Gantt charts are great for visually planning out a cascading series of tasks, as long as the justification and prioritization don’t fluidly factor into the series. In other words, as long as your team is decidedly not agile.
So it should come as no surprise that as product (as opposed to project) management and engineering teams have used Gantt charts to visualize their product roadmaps, the crucial Why is still missing. Perhaps this is part of the reason why even though most product and engineering teams say they’re agile, only a small percentage actually operate in a truly agile fashion.
Product roadmapping with a linear Gantt chart can result in a mentality, where we push a laundry list of features out the door with little consideration for why we’re doing it or how all the features fit together. It also doesn’t account for feedback loops bringing in-market intelligence and data back to inform the roadmap.
We need the Why because the market for software products is more crowded than ever. Consumers and businesses have more options and switching from one solution provider to another is getting easier and easier. All of this means that solution providers have to build products people can’t live without to be relevant.
Product management in 2019 and beyond is far too sophisticated and dynamic to be left to a Gantt-style roadmap. We are increasingly agile and customer-centric, and therefore utilize a far more iteratively circular process of product management. As the customer needs evolve, our continuous discovery surfaces that and our continuous delivery should reflect that new understanding.

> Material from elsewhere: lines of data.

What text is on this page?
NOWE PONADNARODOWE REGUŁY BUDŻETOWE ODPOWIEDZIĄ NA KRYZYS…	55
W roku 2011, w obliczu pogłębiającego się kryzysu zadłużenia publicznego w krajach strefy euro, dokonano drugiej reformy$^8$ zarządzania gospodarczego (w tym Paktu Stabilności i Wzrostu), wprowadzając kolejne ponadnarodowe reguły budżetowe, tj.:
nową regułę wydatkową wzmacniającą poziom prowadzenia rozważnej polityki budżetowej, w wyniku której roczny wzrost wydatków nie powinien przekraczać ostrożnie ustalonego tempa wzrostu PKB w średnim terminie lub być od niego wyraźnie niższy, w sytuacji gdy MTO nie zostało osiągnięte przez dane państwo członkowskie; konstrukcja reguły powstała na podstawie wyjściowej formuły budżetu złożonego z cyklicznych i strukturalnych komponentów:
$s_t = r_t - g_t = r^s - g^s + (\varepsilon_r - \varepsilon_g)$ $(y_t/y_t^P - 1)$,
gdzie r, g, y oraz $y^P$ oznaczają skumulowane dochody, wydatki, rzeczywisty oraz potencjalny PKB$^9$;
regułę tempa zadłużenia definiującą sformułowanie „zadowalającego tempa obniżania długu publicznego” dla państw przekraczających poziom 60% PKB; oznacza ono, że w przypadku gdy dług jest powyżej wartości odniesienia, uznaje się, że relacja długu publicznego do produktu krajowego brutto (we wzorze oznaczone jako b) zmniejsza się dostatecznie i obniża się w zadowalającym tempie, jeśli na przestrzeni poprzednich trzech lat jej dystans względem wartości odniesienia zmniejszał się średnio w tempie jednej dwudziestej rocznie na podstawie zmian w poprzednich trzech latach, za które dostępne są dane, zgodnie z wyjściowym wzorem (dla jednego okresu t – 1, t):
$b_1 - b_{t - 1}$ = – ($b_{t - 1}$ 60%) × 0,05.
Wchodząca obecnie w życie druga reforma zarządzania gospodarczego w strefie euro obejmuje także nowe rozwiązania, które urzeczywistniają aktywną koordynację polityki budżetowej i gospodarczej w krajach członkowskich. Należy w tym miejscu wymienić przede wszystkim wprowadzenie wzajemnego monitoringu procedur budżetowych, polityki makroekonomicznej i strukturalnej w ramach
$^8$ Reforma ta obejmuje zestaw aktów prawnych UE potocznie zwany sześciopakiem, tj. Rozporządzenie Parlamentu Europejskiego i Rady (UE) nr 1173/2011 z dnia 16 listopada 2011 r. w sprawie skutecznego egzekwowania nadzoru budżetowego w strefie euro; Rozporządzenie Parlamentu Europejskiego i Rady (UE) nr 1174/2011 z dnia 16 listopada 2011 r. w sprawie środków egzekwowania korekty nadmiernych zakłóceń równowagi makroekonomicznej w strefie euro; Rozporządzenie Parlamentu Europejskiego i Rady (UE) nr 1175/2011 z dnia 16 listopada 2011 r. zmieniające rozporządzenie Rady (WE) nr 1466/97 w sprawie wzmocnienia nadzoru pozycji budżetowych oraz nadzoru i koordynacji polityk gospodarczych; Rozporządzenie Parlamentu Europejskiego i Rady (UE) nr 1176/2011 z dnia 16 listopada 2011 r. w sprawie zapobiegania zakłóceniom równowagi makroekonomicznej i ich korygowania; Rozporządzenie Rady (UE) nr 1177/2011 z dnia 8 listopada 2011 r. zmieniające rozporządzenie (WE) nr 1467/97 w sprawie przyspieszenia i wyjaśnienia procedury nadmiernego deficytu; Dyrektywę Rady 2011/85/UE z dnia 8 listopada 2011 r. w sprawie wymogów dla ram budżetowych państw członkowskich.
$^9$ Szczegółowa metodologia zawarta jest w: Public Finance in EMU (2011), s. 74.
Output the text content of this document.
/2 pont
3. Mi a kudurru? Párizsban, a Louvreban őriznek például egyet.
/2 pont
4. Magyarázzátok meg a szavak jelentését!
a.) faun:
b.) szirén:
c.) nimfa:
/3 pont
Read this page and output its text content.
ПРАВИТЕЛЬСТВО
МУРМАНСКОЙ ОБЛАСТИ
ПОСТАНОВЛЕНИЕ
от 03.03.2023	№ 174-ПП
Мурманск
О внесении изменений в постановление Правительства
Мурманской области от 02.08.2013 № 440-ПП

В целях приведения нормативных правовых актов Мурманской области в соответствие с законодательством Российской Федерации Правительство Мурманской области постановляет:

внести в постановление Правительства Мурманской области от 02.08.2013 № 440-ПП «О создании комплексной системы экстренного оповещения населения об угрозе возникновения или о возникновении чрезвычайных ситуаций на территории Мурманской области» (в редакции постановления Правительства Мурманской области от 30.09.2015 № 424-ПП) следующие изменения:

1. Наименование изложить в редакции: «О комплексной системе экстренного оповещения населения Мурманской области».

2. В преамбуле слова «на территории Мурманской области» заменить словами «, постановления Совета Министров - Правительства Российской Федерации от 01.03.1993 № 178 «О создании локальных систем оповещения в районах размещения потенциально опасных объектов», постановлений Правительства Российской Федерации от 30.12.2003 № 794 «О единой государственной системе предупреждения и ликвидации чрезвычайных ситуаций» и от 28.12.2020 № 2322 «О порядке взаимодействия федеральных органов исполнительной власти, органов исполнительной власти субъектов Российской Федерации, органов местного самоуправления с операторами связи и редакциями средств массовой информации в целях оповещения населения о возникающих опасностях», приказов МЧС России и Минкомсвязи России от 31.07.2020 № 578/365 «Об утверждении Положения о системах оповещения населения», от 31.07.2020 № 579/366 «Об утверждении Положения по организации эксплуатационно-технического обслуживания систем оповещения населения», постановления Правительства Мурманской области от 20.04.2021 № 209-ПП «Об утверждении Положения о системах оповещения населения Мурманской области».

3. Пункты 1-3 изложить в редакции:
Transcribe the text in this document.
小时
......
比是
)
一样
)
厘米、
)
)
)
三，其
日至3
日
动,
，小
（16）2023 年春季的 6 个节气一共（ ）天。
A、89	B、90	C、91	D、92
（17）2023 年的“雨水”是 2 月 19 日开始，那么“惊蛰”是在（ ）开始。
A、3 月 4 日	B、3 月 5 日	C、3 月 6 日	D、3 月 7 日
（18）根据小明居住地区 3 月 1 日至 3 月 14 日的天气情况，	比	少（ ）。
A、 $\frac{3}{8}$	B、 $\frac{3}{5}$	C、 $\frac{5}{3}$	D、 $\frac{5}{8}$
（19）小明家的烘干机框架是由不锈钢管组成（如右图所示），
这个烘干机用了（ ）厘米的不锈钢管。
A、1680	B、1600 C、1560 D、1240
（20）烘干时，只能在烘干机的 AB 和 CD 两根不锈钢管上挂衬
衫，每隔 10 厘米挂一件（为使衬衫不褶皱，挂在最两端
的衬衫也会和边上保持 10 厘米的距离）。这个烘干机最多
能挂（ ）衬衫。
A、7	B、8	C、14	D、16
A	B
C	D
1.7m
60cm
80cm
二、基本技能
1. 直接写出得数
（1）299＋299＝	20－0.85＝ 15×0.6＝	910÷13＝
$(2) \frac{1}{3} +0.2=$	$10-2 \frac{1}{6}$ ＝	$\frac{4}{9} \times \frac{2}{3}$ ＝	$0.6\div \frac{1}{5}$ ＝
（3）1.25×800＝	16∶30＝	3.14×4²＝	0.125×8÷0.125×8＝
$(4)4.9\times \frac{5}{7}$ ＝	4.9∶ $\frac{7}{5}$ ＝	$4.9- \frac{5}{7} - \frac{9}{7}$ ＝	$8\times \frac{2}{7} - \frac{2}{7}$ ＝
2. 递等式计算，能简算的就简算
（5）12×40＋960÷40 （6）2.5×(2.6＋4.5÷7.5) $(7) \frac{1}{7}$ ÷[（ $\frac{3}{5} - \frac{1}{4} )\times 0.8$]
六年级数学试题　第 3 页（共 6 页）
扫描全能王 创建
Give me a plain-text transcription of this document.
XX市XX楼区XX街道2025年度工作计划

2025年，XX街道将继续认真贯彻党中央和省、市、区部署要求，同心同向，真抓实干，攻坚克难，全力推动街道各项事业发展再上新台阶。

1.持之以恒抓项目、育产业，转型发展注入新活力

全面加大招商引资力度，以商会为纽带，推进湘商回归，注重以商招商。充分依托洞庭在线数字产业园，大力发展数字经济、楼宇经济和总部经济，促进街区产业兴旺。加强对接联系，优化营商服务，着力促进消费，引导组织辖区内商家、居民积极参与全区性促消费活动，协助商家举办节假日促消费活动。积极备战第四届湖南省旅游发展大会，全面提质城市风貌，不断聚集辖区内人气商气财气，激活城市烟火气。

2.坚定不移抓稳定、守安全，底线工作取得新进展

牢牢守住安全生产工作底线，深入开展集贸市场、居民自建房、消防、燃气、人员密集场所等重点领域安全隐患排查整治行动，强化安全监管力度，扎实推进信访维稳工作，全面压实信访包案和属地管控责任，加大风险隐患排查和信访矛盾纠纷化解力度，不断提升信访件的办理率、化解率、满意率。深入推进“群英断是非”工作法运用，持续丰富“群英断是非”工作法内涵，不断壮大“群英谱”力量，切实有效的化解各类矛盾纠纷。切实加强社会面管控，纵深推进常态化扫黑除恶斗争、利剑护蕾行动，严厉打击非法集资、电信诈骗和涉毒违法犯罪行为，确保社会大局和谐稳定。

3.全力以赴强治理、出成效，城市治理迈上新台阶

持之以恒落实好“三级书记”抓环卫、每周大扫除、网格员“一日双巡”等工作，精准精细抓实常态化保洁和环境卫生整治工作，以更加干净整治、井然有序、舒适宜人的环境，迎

Collaboration and cross-functionality between teams is crucial to understanding our customers and meeting their needs. But too often, the engineering team feels like new products and features are simply “thrown over the wall” by the product team. They feel like they haven’t been brought into the product discovery process early enough, so they don’t understand why the roadmap looks the way it does.
This is why the entire team needs to be connected to the customer throughout the product discovery process. Gantt charts are great for project-management specifics, but long-term product success requires the whole team to be wired into the customer need, and by extension, the product strategy.
It’s hard to shake old habits, especially ones that work most of the time. But the linear, cascading approach to project management has its limits in the circular environment of a product roadmap, where iteration and customer discovery no longer follow a straight line. If you want your roadmap to guide you further than the next exit, your team needs to know more than just where they’re going — they need to know why they’re making the journey in the first place.